You have an urgently needed storage project and all you need is management approval. You put together a presentation so good that it could persuade a New Yorker that Los Angeles is a much better city. You are ready to implement. And management nixes the whole thing till next year, or worse, shows no interest at all — a common scenario in this age of tighter purse strings.
Denver Health, for example, plans to add a redundant disaster recovery facility so it can duplicate its various configurations at a separate campus location. It will utilize snapshot, remote IP copy and asynchronous replication to accomplish this. But such a project takes funds, and that runs into some harsh realities.
“We’ve had to postpone our plans for a redundant DR site until next year,” says Jeff Pelot, CTO of Denver Health.
Let’s take a look at the problem, as well as some ways to improve your changes of management approval for your storage purchases.
Certainly, there is a case to be made for the old saying that people only prepare for disaster after it strikes.
“We tend to be event-driven people,” says Mike Karp, an analyst with Enterprise Management Associates. “Unless we get bit in the ass by an alligator, we don’t really see the necessity of draining the swamp.”
That said, between 9/11, the 2003 Northeast blackout and the various leaks of customer information from the likes of Bank of America and CheckPoint, disaster is enough in the news to prevent anyone from forgetting about the alligator entirely. In counterpoint to this, however, is the IT pricing and spending landscape. Over the past decade or so, management has gotten comfortable with the idea that capacity increases exponentially while prices steadily plummet.
“There are two big barriers we face in storage acquisitions,” says Doug Busch, CIO of Intel. “Capacity will continue to increase, and the willingness to pay for storage will continue to decline.”
So what can be done about it? Dan Backer, enterprise systems manager at the John F. Kennedy Center for the Performing Arts, says he used the example of half a million dollars in online ticket sales in half a day for one performance to emphasize to management the important of additional storage and DR resources to eliminate downtime. That helped put the price tag for new technology in perspective.
“This helped the CIO and CEO to understand the importance of additional storage,” says Backer.
When the organization migrated to an EMC CX6000-based SAN, they focused on training to ensure the small IT shop knew exactly how to deal with the new environment, and they tested thoroughly to ensure a smooth launch with no hiccups. After all, says Backer, such a purpose for a smaller outfit could well be a one-shot opportunity, so you don’t want to waste it. Extra time invested to streamline the deployment could make the difference between the next PO being on the fast track versus minimal funds from here on out.

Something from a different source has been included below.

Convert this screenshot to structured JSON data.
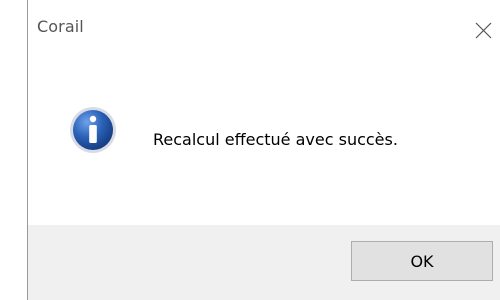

“Once the project is implemented, it is vital to validate the CIO decision to go ahead by giving him the good news about higher online sales, as well as any other good news related to the acquisition,” says Backer. “It is important to let him see he made the right move.”
Many IT managers make the mistake of trying to educate management on the fine points of technology in a one-hour, make-or-break meeting. Big error. There you are, attempting to explain the fine points of LUNs, HBA, and FC vs. IP SANs to someone who quite possibly is still coming to terms with e-mail communication. If it took you several years to reach your current level of knowledge, what makes you think you can shortcut that to one hour in a tense conference room setting?
Another principle in budget approvals, therefore, is to keep it simple.
“Approach your senior management in ways, terms and vocabulary that they can understand,” says Guy Charron, assistant director of Statistics Canada’s Informatics Technology Services Division. “Avoid techno-babble at all costs and focus instead on the bottom line.”
When Stat Can was planning a massive consolidation initiative across its entire storage infrastructure, it calculated the math down to the cent for every server, service and component on its coast-to-coast network. This involved endless spreadsheets. But Charron was smart enough to know that dumping this level of detail on top management was a sure-fire route to budget disapproval.
So what did Charron do?
He boiled all the numbers down to a couple of bottom-line figures — how much to maintain the status quo versus how much for IT consolidation. This was further broken down with totals for the next four years. And in big letters at the bottom it said: $2.9 million in savings in four years. Result: a rapid approval. Project roll out is now ongoing and management’s wisdom has been proved out by immediate savings.
“Our annual investments in servers and storage are already more manageable,” says Charron.